Crash Landing takes us through the early stages of the coronavirus pandemic as its nascent effects quickly took a huge toll on corporate America. It’s an engrossing tale of how business leaders navigated uncharted waters in an effort to ensure the survival of the companies they led, and themselves as leaders.
Liz Hoffman is an experienced business journalist whose connections afforded her unparalleled access to myriad executives, who shared details about corporate struggles that quickly became the new normal. As the author points out, “executives who were used to three-year plans were making decisions on the fly, only to have to amend them days later, time and again.”
Crash Landing covers a wide swath of companies in travel, hospitality, finance, and manufacturing. Readers are privy to conversations that took place in the boardrooms at Delta, Ford, Hilton, Airbnb, and Goldman Sachs, as well as the inner sanctums of Capitol Hill.
The book is full of anecdotes that demonstrate most industry titans were in the exact same position as everyone else. None saw this coming and unfolding how it did – the corporate bigwigs were as blindsided and in the dark as the rest of us.
“It was the ultimate test for CEOs, and almost none of them saw it coming,” she writes.
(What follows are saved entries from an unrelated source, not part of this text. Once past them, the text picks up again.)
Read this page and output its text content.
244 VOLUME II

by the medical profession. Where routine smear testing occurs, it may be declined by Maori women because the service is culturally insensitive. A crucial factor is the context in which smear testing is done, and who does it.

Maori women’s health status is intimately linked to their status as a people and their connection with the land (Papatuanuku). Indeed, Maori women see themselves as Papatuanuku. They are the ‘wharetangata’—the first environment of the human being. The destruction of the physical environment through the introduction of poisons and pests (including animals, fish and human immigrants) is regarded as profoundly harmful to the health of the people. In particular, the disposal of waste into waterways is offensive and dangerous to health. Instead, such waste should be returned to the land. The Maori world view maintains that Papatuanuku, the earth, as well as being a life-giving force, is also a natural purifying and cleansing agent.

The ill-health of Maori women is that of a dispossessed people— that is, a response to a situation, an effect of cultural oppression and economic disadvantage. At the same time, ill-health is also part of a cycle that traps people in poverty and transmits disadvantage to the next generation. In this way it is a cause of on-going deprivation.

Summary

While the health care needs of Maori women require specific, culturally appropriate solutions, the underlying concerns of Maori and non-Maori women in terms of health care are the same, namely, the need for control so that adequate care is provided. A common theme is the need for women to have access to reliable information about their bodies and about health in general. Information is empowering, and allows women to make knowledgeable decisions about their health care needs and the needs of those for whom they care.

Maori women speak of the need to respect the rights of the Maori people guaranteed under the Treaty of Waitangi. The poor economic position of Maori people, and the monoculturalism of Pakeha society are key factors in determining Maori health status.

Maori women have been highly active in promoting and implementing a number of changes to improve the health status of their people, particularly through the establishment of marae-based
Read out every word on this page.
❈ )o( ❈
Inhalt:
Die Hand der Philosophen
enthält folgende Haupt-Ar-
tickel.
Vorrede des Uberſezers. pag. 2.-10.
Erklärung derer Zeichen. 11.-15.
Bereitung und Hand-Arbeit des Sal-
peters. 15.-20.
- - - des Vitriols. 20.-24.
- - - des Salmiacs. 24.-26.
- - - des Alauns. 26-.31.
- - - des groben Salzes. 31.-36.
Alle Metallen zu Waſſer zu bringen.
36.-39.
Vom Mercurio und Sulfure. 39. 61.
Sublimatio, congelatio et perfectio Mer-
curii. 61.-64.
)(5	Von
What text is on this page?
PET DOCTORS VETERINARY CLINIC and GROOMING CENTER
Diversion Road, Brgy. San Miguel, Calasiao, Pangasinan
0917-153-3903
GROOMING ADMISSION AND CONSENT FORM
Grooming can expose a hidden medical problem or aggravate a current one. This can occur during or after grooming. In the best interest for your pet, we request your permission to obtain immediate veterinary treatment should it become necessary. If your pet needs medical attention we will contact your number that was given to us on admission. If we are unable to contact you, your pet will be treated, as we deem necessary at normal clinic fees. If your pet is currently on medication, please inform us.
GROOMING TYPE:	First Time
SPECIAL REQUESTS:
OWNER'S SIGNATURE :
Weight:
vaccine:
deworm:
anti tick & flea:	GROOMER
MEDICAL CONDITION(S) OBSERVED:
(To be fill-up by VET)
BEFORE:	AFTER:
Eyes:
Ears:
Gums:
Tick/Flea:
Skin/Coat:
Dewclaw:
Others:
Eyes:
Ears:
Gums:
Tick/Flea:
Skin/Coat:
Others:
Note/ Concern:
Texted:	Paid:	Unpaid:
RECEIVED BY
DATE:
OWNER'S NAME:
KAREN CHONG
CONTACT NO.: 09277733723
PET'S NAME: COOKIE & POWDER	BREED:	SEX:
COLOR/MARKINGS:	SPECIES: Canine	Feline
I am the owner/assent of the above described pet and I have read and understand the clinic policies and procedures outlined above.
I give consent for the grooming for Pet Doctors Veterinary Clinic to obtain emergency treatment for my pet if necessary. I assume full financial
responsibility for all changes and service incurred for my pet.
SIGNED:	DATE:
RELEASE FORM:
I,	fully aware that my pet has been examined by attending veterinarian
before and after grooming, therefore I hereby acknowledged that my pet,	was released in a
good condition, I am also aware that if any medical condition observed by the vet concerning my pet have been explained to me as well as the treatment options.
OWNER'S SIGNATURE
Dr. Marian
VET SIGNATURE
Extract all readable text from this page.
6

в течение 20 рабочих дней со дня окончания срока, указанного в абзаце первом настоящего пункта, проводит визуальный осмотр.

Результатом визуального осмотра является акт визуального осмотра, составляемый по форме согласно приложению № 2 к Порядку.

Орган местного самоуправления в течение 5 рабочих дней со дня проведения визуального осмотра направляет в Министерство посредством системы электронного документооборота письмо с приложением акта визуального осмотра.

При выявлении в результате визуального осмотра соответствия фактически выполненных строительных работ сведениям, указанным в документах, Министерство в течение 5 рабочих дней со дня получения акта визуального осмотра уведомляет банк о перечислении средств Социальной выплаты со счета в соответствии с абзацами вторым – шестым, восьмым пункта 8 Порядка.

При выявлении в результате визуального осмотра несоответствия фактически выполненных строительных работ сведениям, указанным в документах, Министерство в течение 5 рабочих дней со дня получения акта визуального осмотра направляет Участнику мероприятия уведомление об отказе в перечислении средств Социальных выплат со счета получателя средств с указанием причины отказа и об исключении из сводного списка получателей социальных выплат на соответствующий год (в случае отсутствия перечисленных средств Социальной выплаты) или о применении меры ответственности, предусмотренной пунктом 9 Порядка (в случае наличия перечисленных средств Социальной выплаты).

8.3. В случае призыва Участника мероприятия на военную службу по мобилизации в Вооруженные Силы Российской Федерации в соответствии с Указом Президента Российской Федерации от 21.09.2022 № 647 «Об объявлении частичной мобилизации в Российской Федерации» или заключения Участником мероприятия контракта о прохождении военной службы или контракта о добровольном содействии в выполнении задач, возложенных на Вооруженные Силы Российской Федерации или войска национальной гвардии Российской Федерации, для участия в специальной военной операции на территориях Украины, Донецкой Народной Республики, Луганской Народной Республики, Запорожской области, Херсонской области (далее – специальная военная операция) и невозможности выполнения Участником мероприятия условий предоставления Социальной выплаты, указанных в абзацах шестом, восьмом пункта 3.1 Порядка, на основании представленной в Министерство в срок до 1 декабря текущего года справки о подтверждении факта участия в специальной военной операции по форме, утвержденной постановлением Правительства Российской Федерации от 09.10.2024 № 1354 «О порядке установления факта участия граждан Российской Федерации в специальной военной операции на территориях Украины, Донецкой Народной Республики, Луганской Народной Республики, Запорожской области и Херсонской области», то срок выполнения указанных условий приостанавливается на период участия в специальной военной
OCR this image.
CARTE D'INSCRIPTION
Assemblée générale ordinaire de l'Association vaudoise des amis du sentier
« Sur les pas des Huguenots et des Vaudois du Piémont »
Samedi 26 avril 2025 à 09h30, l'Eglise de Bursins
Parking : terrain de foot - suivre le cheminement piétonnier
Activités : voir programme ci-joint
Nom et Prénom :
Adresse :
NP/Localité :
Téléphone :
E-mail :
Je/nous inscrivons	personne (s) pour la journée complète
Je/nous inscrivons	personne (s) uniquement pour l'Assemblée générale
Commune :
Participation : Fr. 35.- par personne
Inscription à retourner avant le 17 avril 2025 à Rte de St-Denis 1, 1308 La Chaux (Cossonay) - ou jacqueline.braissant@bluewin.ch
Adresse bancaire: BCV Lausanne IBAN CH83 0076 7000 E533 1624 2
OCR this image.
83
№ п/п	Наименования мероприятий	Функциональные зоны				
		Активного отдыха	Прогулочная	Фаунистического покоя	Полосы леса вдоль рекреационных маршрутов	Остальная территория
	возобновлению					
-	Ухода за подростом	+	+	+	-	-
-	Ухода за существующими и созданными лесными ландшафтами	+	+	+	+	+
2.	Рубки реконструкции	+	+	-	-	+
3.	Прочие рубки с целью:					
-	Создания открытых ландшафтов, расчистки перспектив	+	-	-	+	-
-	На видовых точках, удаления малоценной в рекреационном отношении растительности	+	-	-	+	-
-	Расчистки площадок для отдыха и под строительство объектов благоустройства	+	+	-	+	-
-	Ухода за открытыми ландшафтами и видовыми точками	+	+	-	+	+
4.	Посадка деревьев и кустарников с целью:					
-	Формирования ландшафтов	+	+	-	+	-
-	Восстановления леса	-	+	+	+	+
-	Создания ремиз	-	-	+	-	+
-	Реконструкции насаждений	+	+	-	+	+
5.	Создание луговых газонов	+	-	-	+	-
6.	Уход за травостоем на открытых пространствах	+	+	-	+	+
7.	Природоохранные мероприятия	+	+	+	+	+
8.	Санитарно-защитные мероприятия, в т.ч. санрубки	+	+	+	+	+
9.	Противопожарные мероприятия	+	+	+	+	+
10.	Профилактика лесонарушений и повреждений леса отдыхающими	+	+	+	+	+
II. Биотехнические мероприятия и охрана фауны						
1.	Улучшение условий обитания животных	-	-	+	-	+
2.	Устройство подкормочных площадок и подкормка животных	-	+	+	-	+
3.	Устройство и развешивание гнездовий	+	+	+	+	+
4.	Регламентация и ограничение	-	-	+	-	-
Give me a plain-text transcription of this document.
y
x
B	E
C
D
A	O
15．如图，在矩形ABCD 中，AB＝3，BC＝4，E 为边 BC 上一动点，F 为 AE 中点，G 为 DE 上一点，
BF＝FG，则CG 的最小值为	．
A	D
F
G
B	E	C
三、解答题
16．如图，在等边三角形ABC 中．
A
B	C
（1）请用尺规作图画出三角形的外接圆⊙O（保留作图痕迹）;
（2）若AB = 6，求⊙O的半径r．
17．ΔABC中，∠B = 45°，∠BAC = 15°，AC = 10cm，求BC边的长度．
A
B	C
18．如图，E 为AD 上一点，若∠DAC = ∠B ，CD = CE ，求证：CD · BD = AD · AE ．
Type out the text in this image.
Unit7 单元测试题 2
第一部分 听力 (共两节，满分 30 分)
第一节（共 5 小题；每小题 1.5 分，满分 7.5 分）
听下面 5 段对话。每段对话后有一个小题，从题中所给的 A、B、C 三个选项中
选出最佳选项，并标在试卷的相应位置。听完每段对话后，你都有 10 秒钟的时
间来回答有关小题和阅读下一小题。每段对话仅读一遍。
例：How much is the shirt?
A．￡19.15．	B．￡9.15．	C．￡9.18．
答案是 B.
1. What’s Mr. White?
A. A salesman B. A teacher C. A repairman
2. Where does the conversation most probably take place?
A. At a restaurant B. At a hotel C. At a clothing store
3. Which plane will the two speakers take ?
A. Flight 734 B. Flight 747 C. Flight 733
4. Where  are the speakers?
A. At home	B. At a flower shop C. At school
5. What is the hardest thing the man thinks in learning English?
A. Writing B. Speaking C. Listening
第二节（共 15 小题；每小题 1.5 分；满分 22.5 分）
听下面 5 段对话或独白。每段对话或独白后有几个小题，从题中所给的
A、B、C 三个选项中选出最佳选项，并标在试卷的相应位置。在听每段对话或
The author provides readers a window into the lives of many C-suite executives and politicians, as they grappled with the virus’ ruinous global economic impact and the attendant financial market fallout. Hoffman conveys these stories without heaping gratuitous praise on those who gave her this exceptional perspective and access. She presents the information in clear language that any reader can easily follow.
Crash Landing shows how various business leaders scrambled and hustled to quickly figure out how to deal with the unique challenges facing their companies as the economy and markets came perilously close to total collapse. It talks about the shifts in leadership behaviours and mindsets never anticipated before the crisis and touches on the pandemic’s implications for the future of work, corporate leadership, and capitalism itself.
The crisis undoubtedly changed how many leaders lead, which could have a lasting and potentially long-term effect on corporate leadership. In the book’s conclusion, Hoffman makes an observation about business leaders, saying “they became more communicative and transparent, found their voices on policy issues, and re-established connections with their workers that they had lost during a benign decade that afforded them the right to be distant.”
It will be interesting to see where we are a decade out from the pandemic.
Hoffman did a wonderful job with her first book and I highly recommend Crash Landing to anyone interested in going behind the scenes for a glimpse of the inner workings of corporate and political America, during a challenging period of virtually unprecedented turmoil.